Just so you can put a face with the name, here's the video that made me a fan. And after watching the original, you can watch a cover that a past SpinTuner did of the song (Austin Criswell).
*You might want to thank him for doing reviews, especially since we had a regular judge drop the ball this round...again.*
1. Steve Durand - A Beautiful Voice
I had a smile on my face the whole way through. The playful instrumentation and clever lyrics come together to produce a nice childlike quality. It's a great take on the kind of "I wish, I want" song that you might find in one of the older Disney flicks. There are definitely some awkward lyrical rhythms throughout the verses, but I feel that the theme and delivery allow the song to use them to its advantage, rather than getting in the way. It's not a beautiful song, but it's very entertaining and cleverly done!
2. Jess Scherer - Threadbare
I love the chorus. The melody is simple and beautiful, and the lyrics carry a lot of strong emotion, without straying too melodramatic. The theme, worrying what somebody will think when they can see who you really are, is classic and universal, and I think anybody can relate to the content. The performance is much less confident on the verses, but you've got a great natural voice, and with more practice this song could be a hit.
3. David LeDuc - Fear
This is a very honest and direct song, addressing a topic that's often difficult for people to bare so openly. The hook is insightful, and works really well against the candid verses. At times, the conversational vocal delivery on the verses doesn't quite match up to the weight of the lyrics. I would have liked to hear more conviction in the third and fourth verses, where the content is heavier, to give the song more of a dramatic arc. With more polished delivery and cleaner flow, this could turn out to be a great spoken word piece.

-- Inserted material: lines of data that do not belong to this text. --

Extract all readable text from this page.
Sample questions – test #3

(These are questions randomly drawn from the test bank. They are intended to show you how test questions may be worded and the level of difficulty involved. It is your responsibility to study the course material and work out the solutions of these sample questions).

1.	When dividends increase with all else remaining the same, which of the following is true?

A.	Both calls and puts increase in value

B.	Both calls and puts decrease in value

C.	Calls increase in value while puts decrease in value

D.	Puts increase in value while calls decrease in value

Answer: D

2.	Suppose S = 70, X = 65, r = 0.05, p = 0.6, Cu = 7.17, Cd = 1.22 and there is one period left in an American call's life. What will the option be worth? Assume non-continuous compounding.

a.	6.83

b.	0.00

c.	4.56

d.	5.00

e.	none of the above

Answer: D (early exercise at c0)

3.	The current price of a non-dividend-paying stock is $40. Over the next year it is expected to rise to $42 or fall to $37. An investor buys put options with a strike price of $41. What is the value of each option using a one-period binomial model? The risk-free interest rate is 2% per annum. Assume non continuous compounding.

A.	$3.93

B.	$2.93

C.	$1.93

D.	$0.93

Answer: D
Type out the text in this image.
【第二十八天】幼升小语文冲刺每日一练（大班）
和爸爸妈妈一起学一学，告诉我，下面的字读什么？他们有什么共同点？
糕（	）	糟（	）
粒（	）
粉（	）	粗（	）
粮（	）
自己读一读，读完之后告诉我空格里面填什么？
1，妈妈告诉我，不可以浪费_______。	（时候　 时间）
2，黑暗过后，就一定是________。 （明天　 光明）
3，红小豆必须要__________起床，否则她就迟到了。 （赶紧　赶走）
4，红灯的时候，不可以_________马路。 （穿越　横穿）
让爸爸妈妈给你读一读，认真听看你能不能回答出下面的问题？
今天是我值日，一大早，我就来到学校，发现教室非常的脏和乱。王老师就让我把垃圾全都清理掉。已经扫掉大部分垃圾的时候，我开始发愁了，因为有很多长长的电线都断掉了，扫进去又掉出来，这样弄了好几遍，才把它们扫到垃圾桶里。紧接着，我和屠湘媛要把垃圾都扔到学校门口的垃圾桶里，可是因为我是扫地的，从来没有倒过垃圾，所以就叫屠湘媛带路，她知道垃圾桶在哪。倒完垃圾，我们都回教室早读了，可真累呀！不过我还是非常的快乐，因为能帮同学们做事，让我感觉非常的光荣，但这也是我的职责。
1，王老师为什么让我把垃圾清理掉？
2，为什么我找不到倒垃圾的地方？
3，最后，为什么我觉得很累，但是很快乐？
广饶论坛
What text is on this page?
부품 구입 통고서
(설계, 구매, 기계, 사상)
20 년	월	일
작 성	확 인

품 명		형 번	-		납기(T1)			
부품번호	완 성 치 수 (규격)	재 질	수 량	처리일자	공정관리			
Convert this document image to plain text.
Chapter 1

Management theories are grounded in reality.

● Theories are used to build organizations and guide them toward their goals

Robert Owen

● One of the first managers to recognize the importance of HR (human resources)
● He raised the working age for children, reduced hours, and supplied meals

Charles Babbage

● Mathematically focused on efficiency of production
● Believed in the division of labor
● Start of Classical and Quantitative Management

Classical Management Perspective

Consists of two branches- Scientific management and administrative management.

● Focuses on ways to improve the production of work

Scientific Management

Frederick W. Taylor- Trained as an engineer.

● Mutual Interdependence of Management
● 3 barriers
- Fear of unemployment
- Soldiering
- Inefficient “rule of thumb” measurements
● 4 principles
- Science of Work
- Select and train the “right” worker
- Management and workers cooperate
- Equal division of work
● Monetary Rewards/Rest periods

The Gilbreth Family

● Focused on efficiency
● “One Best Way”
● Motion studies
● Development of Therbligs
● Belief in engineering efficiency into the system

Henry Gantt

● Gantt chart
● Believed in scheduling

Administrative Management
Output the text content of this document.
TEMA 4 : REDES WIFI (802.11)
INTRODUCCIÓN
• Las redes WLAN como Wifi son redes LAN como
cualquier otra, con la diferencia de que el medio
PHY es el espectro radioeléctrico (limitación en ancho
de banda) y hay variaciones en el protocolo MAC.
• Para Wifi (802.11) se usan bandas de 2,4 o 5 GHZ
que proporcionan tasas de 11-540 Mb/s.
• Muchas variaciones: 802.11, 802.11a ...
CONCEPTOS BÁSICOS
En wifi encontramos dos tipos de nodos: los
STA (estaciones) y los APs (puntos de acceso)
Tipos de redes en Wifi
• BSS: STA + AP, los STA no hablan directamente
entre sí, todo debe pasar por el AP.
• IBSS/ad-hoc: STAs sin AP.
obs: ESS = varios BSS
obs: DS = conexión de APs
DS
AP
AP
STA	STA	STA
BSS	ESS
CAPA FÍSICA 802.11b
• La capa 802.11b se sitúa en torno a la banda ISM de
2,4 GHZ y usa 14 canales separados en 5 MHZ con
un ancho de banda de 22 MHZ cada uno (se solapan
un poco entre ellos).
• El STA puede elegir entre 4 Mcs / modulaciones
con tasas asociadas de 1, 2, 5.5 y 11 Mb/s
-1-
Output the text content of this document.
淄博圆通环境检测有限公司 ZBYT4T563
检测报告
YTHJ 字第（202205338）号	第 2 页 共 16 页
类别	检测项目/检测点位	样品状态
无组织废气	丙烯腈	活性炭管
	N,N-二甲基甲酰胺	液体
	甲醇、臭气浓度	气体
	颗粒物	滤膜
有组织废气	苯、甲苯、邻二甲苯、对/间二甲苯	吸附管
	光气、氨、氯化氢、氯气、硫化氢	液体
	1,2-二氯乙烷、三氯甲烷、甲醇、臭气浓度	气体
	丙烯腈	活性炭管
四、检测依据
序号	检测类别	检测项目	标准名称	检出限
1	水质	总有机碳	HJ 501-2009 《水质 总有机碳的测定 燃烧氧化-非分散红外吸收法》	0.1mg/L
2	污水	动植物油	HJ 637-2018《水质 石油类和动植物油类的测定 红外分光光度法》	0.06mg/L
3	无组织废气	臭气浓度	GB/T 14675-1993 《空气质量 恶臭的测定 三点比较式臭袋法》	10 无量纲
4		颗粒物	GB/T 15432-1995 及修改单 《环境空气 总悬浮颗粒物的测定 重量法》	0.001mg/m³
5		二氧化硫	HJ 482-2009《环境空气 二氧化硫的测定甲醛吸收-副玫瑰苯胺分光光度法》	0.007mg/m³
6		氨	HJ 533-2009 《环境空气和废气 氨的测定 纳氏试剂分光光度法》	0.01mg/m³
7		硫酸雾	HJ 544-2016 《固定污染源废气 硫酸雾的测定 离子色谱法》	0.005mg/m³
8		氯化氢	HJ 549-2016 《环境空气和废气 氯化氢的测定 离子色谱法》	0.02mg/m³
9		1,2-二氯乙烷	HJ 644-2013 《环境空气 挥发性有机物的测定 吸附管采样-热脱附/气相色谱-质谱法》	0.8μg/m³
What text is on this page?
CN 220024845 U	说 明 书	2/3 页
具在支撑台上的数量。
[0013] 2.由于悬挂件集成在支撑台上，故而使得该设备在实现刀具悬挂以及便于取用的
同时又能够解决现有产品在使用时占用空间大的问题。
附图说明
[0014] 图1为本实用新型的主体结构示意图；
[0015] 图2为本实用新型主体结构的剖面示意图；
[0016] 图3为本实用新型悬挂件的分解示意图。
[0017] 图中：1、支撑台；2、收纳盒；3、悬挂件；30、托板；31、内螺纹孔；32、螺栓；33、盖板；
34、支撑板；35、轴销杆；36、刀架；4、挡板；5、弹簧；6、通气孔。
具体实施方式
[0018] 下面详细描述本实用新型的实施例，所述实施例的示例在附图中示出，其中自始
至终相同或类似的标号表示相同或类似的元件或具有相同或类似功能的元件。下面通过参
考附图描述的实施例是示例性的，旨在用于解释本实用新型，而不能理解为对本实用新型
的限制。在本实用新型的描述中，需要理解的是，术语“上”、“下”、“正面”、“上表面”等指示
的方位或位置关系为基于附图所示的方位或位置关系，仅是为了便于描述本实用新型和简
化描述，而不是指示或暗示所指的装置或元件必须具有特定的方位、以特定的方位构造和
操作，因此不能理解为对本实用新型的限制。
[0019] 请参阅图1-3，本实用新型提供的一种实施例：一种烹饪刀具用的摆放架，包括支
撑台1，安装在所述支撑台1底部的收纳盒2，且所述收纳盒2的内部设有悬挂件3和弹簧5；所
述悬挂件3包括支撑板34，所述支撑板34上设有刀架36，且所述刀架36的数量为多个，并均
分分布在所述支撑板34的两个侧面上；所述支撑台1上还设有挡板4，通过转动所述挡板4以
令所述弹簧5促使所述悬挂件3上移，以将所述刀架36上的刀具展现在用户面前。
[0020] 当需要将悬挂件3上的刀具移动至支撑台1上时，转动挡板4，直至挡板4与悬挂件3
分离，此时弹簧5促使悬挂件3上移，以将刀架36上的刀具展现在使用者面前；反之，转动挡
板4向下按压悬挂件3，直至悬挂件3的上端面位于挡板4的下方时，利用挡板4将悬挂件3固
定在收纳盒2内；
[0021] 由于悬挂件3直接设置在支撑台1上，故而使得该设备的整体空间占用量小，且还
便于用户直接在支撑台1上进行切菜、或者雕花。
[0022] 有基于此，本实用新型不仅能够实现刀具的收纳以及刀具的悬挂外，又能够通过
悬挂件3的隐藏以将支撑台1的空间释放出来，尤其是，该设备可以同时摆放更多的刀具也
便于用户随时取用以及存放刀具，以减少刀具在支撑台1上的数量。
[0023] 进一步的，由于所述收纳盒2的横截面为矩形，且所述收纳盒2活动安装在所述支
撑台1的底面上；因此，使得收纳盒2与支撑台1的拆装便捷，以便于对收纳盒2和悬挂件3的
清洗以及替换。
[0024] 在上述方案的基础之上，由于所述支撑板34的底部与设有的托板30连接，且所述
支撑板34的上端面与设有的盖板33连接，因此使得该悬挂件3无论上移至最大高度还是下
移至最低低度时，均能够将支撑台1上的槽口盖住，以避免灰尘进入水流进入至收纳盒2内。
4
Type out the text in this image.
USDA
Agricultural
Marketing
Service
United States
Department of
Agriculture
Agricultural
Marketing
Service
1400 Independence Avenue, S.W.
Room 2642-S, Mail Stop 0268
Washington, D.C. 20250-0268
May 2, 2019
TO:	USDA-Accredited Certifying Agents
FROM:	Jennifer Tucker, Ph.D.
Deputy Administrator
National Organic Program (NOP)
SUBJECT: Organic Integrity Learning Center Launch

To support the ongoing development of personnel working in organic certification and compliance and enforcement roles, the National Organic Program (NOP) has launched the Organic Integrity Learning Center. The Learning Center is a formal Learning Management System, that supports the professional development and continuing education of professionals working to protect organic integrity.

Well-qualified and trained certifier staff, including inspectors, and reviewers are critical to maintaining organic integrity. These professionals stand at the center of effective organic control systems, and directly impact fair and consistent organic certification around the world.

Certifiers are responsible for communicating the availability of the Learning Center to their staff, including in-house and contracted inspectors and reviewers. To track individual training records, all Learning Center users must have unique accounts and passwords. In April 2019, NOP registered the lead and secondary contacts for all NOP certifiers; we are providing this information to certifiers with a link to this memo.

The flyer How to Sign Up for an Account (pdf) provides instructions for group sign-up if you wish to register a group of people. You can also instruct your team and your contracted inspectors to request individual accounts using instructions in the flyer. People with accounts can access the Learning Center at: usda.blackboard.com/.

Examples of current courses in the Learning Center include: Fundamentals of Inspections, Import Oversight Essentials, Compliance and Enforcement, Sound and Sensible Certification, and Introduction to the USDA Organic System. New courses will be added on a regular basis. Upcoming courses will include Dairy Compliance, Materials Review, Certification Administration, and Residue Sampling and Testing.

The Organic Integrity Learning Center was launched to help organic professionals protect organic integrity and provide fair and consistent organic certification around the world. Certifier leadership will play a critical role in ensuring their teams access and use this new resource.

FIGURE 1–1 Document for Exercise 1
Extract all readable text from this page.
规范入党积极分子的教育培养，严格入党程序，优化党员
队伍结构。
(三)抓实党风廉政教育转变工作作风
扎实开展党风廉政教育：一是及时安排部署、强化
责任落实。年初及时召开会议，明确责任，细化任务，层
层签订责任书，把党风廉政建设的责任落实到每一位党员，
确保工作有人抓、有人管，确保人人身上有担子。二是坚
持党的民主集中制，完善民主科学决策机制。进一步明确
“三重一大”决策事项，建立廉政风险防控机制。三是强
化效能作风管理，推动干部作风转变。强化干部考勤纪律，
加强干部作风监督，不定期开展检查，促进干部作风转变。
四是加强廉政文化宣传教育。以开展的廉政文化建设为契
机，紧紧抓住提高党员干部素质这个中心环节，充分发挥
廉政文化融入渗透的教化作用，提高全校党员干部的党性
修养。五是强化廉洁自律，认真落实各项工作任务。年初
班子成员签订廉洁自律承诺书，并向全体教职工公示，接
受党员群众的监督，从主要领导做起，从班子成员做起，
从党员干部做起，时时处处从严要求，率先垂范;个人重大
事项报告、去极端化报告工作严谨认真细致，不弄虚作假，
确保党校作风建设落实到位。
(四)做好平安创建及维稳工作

4. Drei Viertel Drei - Igor's Jigsaw
The instrumentation and production on this song work well to create a playfully spooky tone for the theme. It's incredible to think that they all came from the human body. The lyrics are very clever, and I love the wordplay and imagery. At times, the vocals seem to stumble or rush the rhythm, just enough that I found it a little distracting. The verses and chorus are built with a very quirky rhyming scheme and rhythm, but I think that works to emphasize the strange theme of this song. Very imaginative and well put together!
5. Edric Haleen - Exultation!
Given the challenge, you did an amazing job creating a full soundscape. I'm listening through some nice studio monitors and I can definitely hear all the track work you put into making it sound like a chorus of singers. Rhythmically, the performance is flawless. The song has a lot of fun rhythmic twists and turns and it's really a joy to listen to. Unfortunately, I can't really comment on the content of the lyrics, but they do flow nicely and I didn't notice any hiccups in the performance. It does sound like you were trying to emulate a particular African style, and I think you could have done a stronger job of using it to inspire your own style.
6. Menage A Tune - Don't Miss The Rainbow
This reminded me (in a nice way) so much of the band Talking Heads. The soft beatbox and background vocals create a really stylish backdrop. I love the theme - that you shouldn't be so preoccupied with the bad that you forget to appreciate the good. The melodic relationship between the verses and chorus works very well. The main vocals stray off key occasionally, especially on the chorus, but aside from that it's well written and produced.
7. Brian Gray - Before You Go
This song is extremely similar to a song called "Before We Say Goodbye" from the MTV movie "2gether," where the lyrics essentially use the same style, format, and joke - "before we say goodbye / can I still have sex with you?" Though done before, I think the reveal is a clever and surprising one. The main vocal track sounds a little over-produced, but you did a good job with the performance, and I can definitely imagine this song being performed by an a cappella group.
8. Jacob Haller - What Do We Need?
I like the theme of building a jug band, and love the idea of adding new vocal instruments as they're introduced with each verse. The repetition here is both the song's strength and its weakness. While it provides a comfortable foundation for the song, the verses really need at least one fresh new line - I would replace "I guess we'll just do the best we can" with a new line for each verse that rhymes with the instrument being introduced. You should look at "Maggie's Farm" by Bob Dylan as an example of a song that uses the same format and a similar tune, but does a better job of balancing and offsetting the repetition.